We all know and fear the power of the Urzatron. Urza's Power Plant, Urza's Mine and Urza's Tower are an omnipresent force in Modern that produces huge threats as early as turn three. Whether it's Karn Liberated, Oblivion Stone or World Breaker, the Tron lands are pretty scary.
Equally as scary is Elesh Norn, Grand Cenobite, if you remember playing Standard when she was all the rage. And for the Commander players among us, the terror of the Norn is well known. As is the pain of Iona, Shield of Emeria, which rather than make the game hard for opponents, instead stops them from playing it entirely.
So, naturally, this week I decided to play all of those in the same deck.
This deck is a thing of beauty, which explains Alexandre Aurejac's fourth-place finish with the deck at France's World Magic Cup qualifier last month. With the Tron lands as a threat, the deck can make a bunch of mana very quickly, deploying Sundering Titan, Elesh Norn, Grand Cenobite, Ugin, the Spirit Dragon, or even Iona, Shield of Emeria as early as turn four thanks to Signets helping fix and accelerate mana. That will lock up a number of games by itself, but it's merely the backup plan in this build.

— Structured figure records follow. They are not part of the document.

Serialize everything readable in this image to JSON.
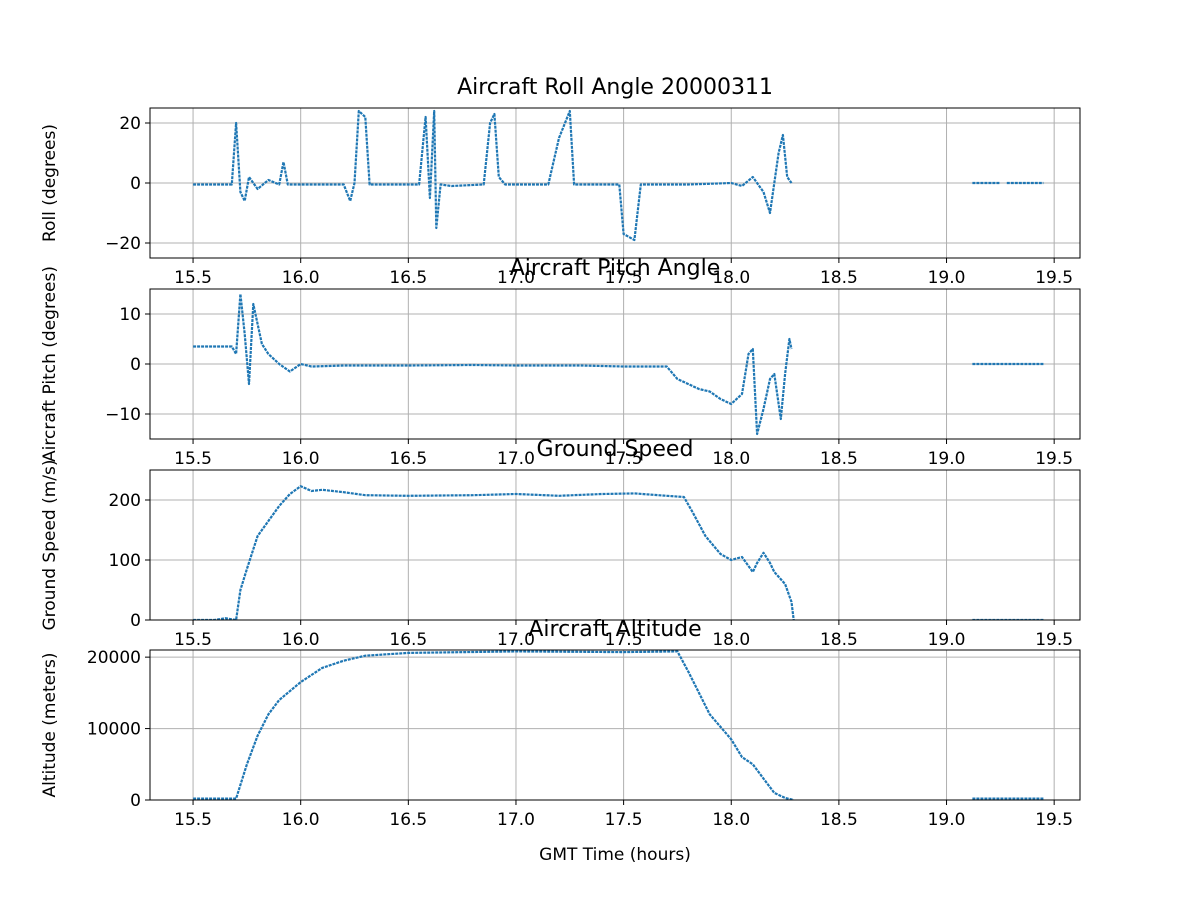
{
  "chart_data": [
    {
      "type": "scatter",
      "title": "Aircraft Roll Angle 20000311",
      "xlabel": "",
      "ylabel": "Roll (degrees)",
      "xlim": [
        15.3,
        19.62
      ],
      "ylim": [
        -25,
        25
      ],
      "xticks": [
        "15.5",
        "16.0",
        "16.5",
        "17.0",
        "17.5",
        "18.0",
        "18.5",
        "19.0",
        "19.5"
      ],
      "yticks": [
        "20",
        "0",
        "−20"
      ],
      "ytick_values": [
        20,
        0,
        -20
      ],
      "grid": true,
      "series": [
        {
          "values": [
            [
              15.5,
              -0.5
            ],
            [
              15.68,
              -0.5
            ],
            [
              15.7,
              20
            ],
            [
              15.72,
              -3
            ],
            [
              15.74,
              -6
            ],
            [
              15.76,
              2
            ],
            [
              15.8,
              -2
            ],
            [
              15.85,
              1
            ],
            [
              15.9,
              -0.5
            ],
            [
              15.92,
              7
            ],
            [
              15.94,
              -0.5
            ],
            [
              16.2,
              -0.5
            ],
            [
              16.23,
              -6
            ],
            [
              16.25,
              0
            ],
            [
              16.27,
              24
            ],
            [
              16.3,
              22
            ],
            [
              16.32,
              -0.5
            ],
            [
              16.55,
              -0.5
            ],
            [
              16.58,
              22
            ],
            [
              16.6,
              -5
            ],
            [
              16.62,
              24
            ],
            [
              16.63,
              -15
            ],
            [
              16.65,
              -0.5
            ],
            [
              16.7,
              -1
            ],
            [
              16.85,
              -0.5
            ],
            [
              16.88,
              20
            ],
            [
              16.9,
              23
            ],
            [
              16.92,
              2
            ],
            [
              16.95,
              -0.5
            ],
            [
              17.15,
              -0.5
            ],
            [
              17.2,
              15
            ],
            [
              17.25,
              24
            ],
            [
              17.27,
              -0.5
            ],
            [
              17.48,
              -0.5
            ],
            [
              17.5,
              -17
            ],
            [
              17.55,
              -19
            ],
            [
              17.58,
              -0.5
            ],
            [
              17.8,
              -0.5
            ],
            [
              18.0,
              0
            ],
            [
              18.05,
              -1
            ],
            [
              18.1,
              2
            ],
            [
              18.15,
              -3
            ],
            [
              18.18,
              -10
            ],
            [
              18.22,
              10
            ],
            [
              18.24,
              16
            ],
            [
              18.26,
              2
            ],
            [
              18.28,
              0
            ]
          ]
        },
        {
          "values": [
            [
              19.12,
              0
            ],
            [
              19.25,
              0
            ]
          ]
        },
        {
          "values": [
            [
              19.28,
              0
            ],
            [
              19.45,
              0
            ]
          ]
        }
      ]
    },
    {
      "type": "scatter",
      "title": "Aircraft Pitch Angle",
      "xlabel": "",
      "ylabel": "Aircraft Pitch (degrees)",
      "xlim": [
        15.3,
        19.62
      ],
      "ylim": [
        -15,
        15
      ],
      "xticks": [
        "15.5",
        "16.0",
        "16.5",
        "17.0",
        "17.5",
        "18.0",
        "18.5",
        "19.0",
        "19.5"
      ],
      "yticks": [
        "10",
        "0",
        "−10"
      ],
      "ytick_values": [
        10,
        0,
        -10
      ],
      "grid": true,
      "series": [
        {
          "values": [
            [
              15.5,
              3.5
            ],
            [
              15.68,
              3.5
            ],
            [
              15.7,
              2
            ],
            [
              15.72,
              14
            ],
            [
              15.74,
              6
            ],
            [
              15.76,
              -4
            ],
            [
              15.78,
              12
            ],
            [
              15.8,
              8
            ],
            [
              15.82,
              4
            ],
            [
              15.85,
              2
            ],
            [
              15.9,
              0
            ],
            [
              15.95,
              -1.5
            ],
            [
              16.0,
              0
            ],
            [
              16.05,
              -0.5
            ],
            [
              16.2,
              -0.3
            ],
            [
              16.5,
              -0.3
            ],
            [
              16.8,
              -0.2
            ],
            [
              17.0,
              -0.3
            ],
            [
              17.3,
              -0.3
            ],
            [
              17.5,
              -0.5
            ],
            [
              17.7,
              -0.5
            ],
            [
              17.75,
              -3
            ],
            [
              17.8,
              -4
            ],
            [
              17.85,
              -5
            ],
            [
              17.9,
              -5.5
            ],
            [
              17.95,
              -7
            ],
            [
              18.0,
              -8
            ],
            [
              18.05,
              -6
            ],
            [
              18.08,
              2
            ],
            [
              18.1,
              3
            ],
            [
              18.12,
              -14
            ],
            [
              18.15,
              -9
            ],
            [
              18.18,
              -3
            ],
            [
              18.2,
              -2
            ],
            [
              18.23,
              -11
            ],
            [
              18.25,
              -2
            ],
            [
              18.27,
              5
            ],
            [
              18.28,
              3
            ]
          ]
        },
        {
          "values": [
            [
              19.12,
              0
            ],
            [
              19.45,
              0
            ]
          ]
        }
      ]
    },
    {
      "type": "scatter",
      "title": "Ground Speed",
      "xlabel": "",
      "ylabel": "Ground Speed (m/s)",
      "xlim": [
        15.3,
        19.62
      ],
      "ylim": [
        0,
        250
      ],
      "xticks": [
        "15.5",
        "16.0",
        "16.5",
        "17.0",
        "17.5",
        "18.0",
        "18.5",
        "19.0",
        "19.5"
      ],
      "yticks": [
        "200",
        "100",
        "0"
      ],
      "ytick_values": [
        200,
        100,
        0
      ],
      "grid": true,
      "series": [
        {
          "values": [
            [
              15.5,
              0
            ],
            [
              15.6,
              0
            ],
            [
              15.65,
              3
            ],
            [
              15.7,
              0
            ],
            [
              15.72,
              50
            ],
            [
              15.75,
              85
            ],
            [
              15.8,
              140
            ],
            [
              15.85,
              165
            ],
            [
              15.9,
              190
            ],
            [
              15.95,
              210
            ],
            [
              16.0,
              223
            ],
            [
              16.05,
              215
            ],
            [
              16.1,
              217
            ],
            [
              16.2,
              213
            ],
            [
              16.3,
              208
            ],
            [
              16.5,
              207
            ],
            [
              16.8,
              208
            ],
            [
              17.0,
              210
            ],
            [
              17.2,
              207
            ],
            [
              17.4,
              210
            ],
            [
              17.55,
              211
            ],
            [
              17.7,
              207
            ],
            [
              17.78,
              205
            ],
            [
              17.82,
              180
            ],
            [
              17.88,
              140
            ],
            [
              17.95,
              110
            ],
            [
              18.0,
              100
            ],
            [
              18.05,
              105
            ],
            [
              18.1,
              80
            ],
            [
              18.12,
              95
            ],
            [
              18.15,
              112
            ],
            [
              18.18,
              95
            ],
            [
              18.2,
              80
            ],
            [
              18.25,
              60
            ],
            [
              18.28,
              30
            ],
            [
              18.29,
              0
            ]
          ]
        },
        {
          "values": [
            [
              19.12,
              0
            ],
            [
              19.45,
              0
            ]
          ]
        }
      ]
    },
    {
      "type": "scatter",
      "title": "Aircraft Altitude",
      "xlabel": "GMT Time (hours)",
      "ylabel": "Altitude (meters)",
      "xlim": [
        15.3,
        19.62
      ],
      "ylim": [
        0,
        21000
      ],
      "xticks": [
        "15.5",
        "16.0",
        "16.5",
        "17.0",
        "17.5",
        "18.0",
        "18.5",
        "19.0",
        "19.5"
      ],
      "yticks": [
        "20000",
        "10000",
        "0"
      ],
      "ytick_values": [
        20000,
        10000,
        0
      ],
      "grid": true,
      "series": [
        {
          "values": [
            [
              15.5,
              200
            ],
            [
              15.7,
              200
            ],
            [
              15.75,
              5000
            ],
            [
              15.8,
              9000
            ],
            [
              15.85,
              12000
            ],
            [
              15.9,
              14000
            ],
            [
              16.0,
              16500
            ],
            [
              16.1,
              18500
            ],
            [
              16.2,
              19500
            ],
            [
              16.3,
              20200
            ],
            [
              16.5,
              20600
            ],
            [
              17.0,
              20800
            ],
            [
              17.5,
              20700
            ],
            [
              17.75,
              20800
            ],
            [
              17.8,
              18000
            ],
            [
              17.85,
              15000
            ],
            [
              17.9,
              12000
            ],
            [
              18.0,
              8500
            ],
            [
              18.05,
              6000
            ],
            [
              18.1,
              5000
            ],
            [
              18.15,
              3000
            ],
            [
              18.2,
              1000
            ],
            [
              18.25,
              300
            ],
            [
              18.29,
              0
            ]
          ]
        },
        {
          "values": [
            [
              19.12,
              200
            ],
            [
              19.45,
              200
            ]
          ]
        }
      ]
    }
  ]
}
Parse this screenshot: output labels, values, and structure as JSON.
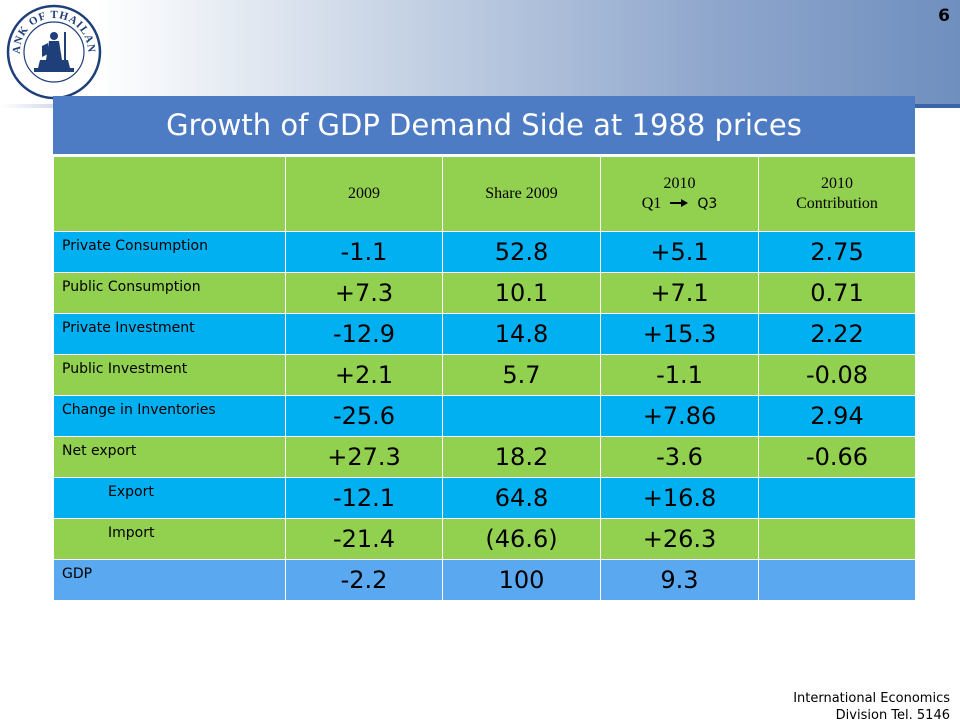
{
  "logo": {
    "text": "BANK OF THAILAND"
  },
  "page_number": "6",
  "table": {
    "title": "Growth of GDP Demand Side at 1988 prices",
    "headers": {
      "col1": "2009",
      "col2": "Share 2009",
      "col3_line1": "2010",
      "col3_line2_from": "Q1",
      "col3_line2_to": "Q3",
      "col4_line1": "2010",
      "col4_line2": "Contribution"
    },
    "rows": [
      {
        "label": "Private Consumption",
        "v2009": "-1.1",
        "share": "52.8",
        "v2010": "+5.1",
        "contrib": "2.75"
      },
      {
        "label": "Public Consumption",
        "v2009": "+7.3",
        "share": "10.1",
        "v2010": "+7.1",
        "contrib": "0.71"
      },
      {
        "label": "Private Investment",
        "v2009": "-12.9",
        "share": "14.8",
        "v2010": "+15.3",
        "contrib": "2.22"
      },
      {
        "label": "Public Investment",
        "v2009": "+2.1",
        "share": "5.7",
        "v2010": "-1.1",
        "contrib": "-0.08"
      },
      {
        "label": "Change in Inventories",
        "v2009": "-25.6",
        "share": "",
        "v2010": "+7.86",
        "contrib": "2.94"
      },
      {
        "label": "Net export",
        "v2009": "+27.3",
        "share": "18.2",
        "v2010": "-3.6",
        "contrib": "-0.66"
      },
      {
        "label": "Export",
        "v2009": "-12.1",
        "share": "64.8",
        "v2010": "+16.8",
        "contrib": ""
      },
      {
        "label": "Import",
        "v2009": "-21.4",
        "share": "(46.6)",
        "v2010": "+26.3",
        "contrib": ""
      },
      {
        "label": "GDP",
        "v2009": "-2.2",
        "share": "100",
        "v2010": "9.3",
        "contrib": ""
      }
    ]
  },
  "footer": {
    "line1": "International Economics",
    "line2": "Division Tel. 5146"
  }
}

Plan A is simple: Cast Gifts Ungiven. Gifts Ungiven is a fun puzzle card in itself, allowing you to make weird piles that fit almost any given situation, or do something as simple as pull out Day of Judgment/Wrath of God/Supreme Verdict/Snapcaster Mage to guarantee you'll have a sweeper when you untap. Or you can make piles that guarantee you eventually find Tron thanks to the lands, Academy Ruins and Expedition Map.
Like I said, Gifts Ungiven is a fun puzzle. Except when it's not.
For those who don't know, there is a "trick" to casting Gifts Ungiven. Because the card specifies "up to four cards" and the default option is your opponent choosing which go to the graveyard, you can choose to get only Unburial Rites plus whatever creature you want. They'll end up in your graveyard by default, and you can untap and Reanimate the creature with Unburial Rites and win the game on the spot. After all, a turn-four Elesh Norn, Grand Cenobite or Iona, Shield of Emeria will lock up a lot of games quickly.
The shell around the deck exists to accomplish one of those two goals. Wall of Omens, Path to Exile and the sweepers help the deck stay alive, while Thirst for Knowledge pulls double or even triple duty, helping find combo pieces, drawing three cards at a discount rate by pitching an extra Signet, or functioning as a discard outlet if you've drawn the Unburial Rites or a giant creature you can't cast. Rounding out the deck is Condescend, the best possible Counterspell to have when you're playing with Tron, and a few more removal options.
This deck is a ton of fun to play, and the fact it works on two powerful but distinct axes means that opponents will have a difficult time slowing you down. Graveyard hate for Gifts? Just cast the creatures with Tron. Messing with your Tron lands? Unburial Rites them. Trying to go around with combo? Board in Thought-Knot Seer and tear apart their hand.
I had a lot of fun recording with this deck, and I hope you enjoy watching or picking it up!